Nuestro punto de partida es Carlos de Sigüenza y Góngora, jesuita mexicano, uno de esos auténticos hombres de la Ilustración que no sólo querían saberlo todo sino también contarlo todo. Desde su juventud se aficionó a las observaciones astronómicas, por lo que se le facilitó publicar lunarios y almanaques, muy comunes en aquel entonces. Dictó las cátedras de matemáticas y astrología —como se referían a la astronomía—, en la Real y Pontificia Universidad de México; fue cartógrafo real, además de poeta e historiador, y se relacionó con otras destacadas figuras de la época, como sor Juana Inés de la Cruz, a quien le escribió su oración fúnebre. En 1681 publicó el Manifiesto filosófico contra los cometas despojados del imperio que tenían sobre los tímidos para explicar de manera sencilla que el cometa que recién se observaba en los cielos mexicanos no causaría ningún mal, como se tenía la creencia, incluso entre científicos de la época. Lamentablemente no se conserva ningún ejemplar de la impresión original, pero los expertos creen que es muy probable que tuviera el formato de unas publicaciones que se conocían como cartillas, porque Sigüenza pensó en todo: no sólo el contenido tenía que ser adecuado, sino también el medio, y las cartillas eran muy conocidas por la gente, porque con ellas se aprendía a rezar y leer. Eran como folletos, elaborados con pliegos doblados en cuatro u ocho partes, para formar libritos de unas cuantas páginas que medían unos diez por quince centímetros, una especie de revista rudimentaria. Allí Sigüenza expone: “Lo que en este discurso procuraré […] será despojar a los cometas del imperio que tienen sobre los corazones tímidos de los hombres, manifestando su ninguna eficacia y quitándoles la máscara para que no nos espanten.”

El Manifiesto está dedicado a la virreina María Luisa Manrique de Lara y Gonzaga, condesa de Paredes, quien le había externado su temor ante el nuevo fenómeno astronómico. Si bien el discurso que utiliza en su obrita es sencillo, los especialistas suponen que posiblemente estaba destinado a cierto tipo de ignorantes, pertenecientes a grupos de la corte, el clero e incluso de la Real y Pontificia Universidad. Es muy probable que el Manifiesto sea la primera publicación de divulgación que se hizo en México y de las primeras del mundo. De alguna manera llevó la ciencia a la plaza pública, lo cual ya no pararía jamás.

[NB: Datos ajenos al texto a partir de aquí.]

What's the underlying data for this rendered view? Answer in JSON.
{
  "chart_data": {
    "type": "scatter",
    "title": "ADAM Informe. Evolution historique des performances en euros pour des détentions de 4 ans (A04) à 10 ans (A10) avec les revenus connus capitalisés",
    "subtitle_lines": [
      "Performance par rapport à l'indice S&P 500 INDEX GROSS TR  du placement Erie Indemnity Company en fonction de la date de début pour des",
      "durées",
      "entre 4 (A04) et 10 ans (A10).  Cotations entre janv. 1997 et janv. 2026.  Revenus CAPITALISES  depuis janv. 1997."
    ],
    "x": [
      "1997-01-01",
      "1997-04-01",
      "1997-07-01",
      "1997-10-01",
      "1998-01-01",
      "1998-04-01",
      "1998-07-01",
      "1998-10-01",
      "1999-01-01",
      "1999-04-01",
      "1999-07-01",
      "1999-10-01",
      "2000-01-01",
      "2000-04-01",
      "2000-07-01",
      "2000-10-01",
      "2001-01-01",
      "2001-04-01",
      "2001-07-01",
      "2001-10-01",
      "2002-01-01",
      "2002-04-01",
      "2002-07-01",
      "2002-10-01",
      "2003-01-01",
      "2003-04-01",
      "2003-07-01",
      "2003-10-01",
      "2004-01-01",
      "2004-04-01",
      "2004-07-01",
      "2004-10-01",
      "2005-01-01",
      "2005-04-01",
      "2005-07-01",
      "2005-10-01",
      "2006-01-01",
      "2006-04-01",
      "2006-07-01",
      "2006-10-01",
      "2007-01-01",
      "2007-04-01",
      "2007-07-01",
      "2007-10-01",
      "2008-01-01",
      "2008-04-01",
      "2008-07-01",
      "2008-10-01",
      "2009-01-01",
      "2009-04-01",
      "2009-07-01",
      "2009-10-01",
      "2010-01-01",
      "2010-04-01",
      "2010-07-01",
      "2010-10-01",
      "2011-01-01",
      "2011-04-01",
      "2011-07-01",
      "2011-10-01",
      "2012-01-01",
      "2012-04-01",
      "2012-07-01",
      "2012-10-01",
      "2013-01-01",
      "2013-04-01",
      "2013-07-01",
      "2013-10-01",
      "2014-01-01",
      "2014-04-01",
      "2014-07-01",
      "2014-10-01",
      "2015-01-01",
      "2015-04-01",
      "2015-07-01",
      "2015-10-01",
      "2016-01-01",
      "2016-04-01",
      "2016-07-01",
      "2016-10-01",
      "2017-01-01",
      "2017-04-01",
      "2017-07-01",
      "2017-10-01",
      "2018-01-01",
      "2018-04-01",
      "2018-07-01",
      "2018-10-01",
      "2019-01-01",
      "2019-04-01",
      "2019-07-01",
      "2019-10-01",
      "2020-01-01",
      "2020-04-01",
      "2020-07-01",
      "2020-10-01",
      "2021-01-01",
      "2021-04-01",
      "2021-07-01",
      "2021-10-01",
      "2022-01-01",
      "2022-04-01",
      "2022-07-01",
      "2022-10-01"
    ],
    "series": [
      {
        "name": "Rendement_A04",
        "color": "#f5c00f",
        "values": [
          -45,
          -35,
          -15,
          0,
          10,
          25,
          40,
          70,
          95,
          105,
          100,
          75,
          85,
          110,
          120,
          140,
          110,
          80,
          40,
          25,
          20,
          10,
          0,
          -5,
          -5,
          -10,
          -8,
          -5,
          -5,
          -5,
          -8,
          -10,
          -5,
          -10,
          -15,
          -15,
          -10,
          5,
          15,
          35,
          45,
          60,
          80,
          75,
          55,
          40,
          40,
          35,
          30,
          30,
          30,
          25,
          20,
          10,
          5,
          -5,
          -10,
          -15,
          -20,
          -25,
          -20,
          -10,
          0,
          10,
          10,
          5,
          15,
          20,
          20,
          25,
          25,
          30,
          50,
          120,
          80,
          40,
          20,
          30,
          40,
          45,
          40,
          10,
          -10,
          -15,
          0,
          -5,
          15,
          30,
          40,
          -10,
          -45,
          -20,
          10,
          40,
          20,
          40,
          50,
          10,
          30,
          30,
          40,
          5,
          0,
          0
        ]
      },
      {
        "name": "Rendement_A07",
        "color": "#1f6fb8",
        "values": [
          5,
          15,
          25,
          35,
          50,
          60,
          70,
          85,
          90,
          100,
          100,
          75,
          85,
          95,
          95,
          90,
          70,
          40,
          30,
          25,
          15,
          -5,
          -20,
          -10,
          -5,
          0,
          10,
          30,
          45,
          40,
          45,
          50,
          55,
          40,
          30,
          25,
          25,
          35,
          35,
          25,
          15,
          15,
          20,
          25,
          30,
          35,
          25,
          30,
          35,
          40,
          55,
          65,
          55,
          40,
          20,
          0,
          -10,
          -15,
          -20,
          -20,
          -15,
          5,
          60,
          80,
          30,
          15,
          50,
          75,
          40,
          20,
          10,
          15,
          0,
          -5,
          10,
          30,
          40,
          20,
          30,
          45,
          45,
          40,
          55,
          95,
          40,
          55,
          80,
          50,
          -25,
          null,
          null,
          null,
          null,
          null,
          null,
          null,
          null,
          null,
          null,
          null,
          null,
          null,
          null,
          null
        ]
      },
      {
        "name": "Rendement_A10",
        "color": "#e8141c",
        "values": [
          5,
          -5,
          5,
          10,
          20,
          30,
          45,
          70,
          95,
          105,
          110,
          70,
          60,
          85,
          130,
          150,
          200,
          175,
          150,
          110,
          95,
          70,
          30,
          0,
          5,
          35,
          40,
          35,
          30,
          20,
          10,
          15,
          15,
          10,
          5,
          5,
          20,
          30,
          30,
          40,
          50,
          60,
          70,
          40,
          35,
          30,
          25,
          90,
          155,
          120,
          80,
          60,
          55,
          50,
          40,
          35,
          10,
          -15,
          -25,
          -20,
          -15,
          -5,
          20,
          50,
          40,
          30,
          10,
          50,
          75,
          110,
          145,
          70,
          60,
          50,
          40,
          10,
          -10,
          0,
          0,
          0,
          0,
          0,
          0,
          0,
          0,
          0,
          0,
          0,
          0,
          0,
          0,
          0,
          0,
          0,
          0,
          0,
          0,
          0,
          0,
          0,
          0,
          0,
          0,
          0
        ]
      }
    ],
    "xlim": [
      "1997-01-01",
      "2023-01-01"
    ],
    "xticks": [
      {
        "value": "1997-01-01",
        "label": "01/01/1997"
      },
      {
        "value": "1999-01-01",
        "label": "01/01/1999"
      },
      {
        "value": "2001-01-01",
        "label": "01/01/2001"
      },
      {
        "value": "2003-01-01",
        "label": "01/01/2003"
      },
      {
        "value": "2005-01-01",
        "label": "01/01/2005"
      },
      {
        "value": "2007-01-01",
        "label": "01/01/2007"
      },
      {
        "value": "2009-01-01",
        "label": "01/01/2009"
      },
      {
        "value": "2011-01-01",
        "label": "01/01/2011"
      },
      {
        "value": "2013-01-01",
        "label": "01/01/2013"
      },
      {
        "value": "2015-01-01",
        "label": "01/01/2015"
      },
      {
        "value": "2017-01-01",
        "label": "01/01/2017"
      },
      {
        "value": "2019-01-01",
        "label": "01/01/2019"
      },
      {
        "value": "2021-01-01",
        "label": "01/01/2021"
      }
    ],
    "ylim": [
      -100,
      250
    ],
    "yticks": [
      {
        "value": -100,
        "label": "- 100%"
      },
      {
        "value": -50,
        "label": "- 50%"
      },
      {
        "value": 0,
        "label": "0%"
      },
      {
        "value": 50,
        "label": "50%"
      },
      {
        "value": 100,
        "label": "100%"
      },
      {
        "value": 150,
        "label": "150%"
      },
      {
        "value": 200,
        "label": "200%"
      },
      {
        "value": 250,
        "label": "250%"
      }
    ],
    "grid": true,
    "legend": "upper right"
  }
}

En el siglo xviii se mantuvo la intención de popularizar la ciencia y surgieron publicaciones como la primera Gaceta de México y noticias de Nueva España de 1722, iniciada por Juan Ignacio María de Castorena y Ursúa y Goyeneche, que entre todo tipo de noticias incluía algo así como “ráfagas” de ciencia. ¿Te suena familiar?
Al avanzar el siglo se emprendieron proyectos editoriales de divulgación de mayor envergadura. Destacan dos autores: José Ignacio Bartolache y Díaz de Posada y José Antonio Alzate y Ramírez de Santillana. Bartolache fue matemático y médico, y ostentó el cargo de Apartador General del Oro y la Plata hasta el momento de su muerte, un puesto relevante vinculado con la Real Hacienda de la Nueva España. Además de las publicaciones periódicas, compartió con Alzate el gusto por la astronomía; juntos estuvieron a cargo de la observación del tránsito de Venus el 3 de junio de 1769.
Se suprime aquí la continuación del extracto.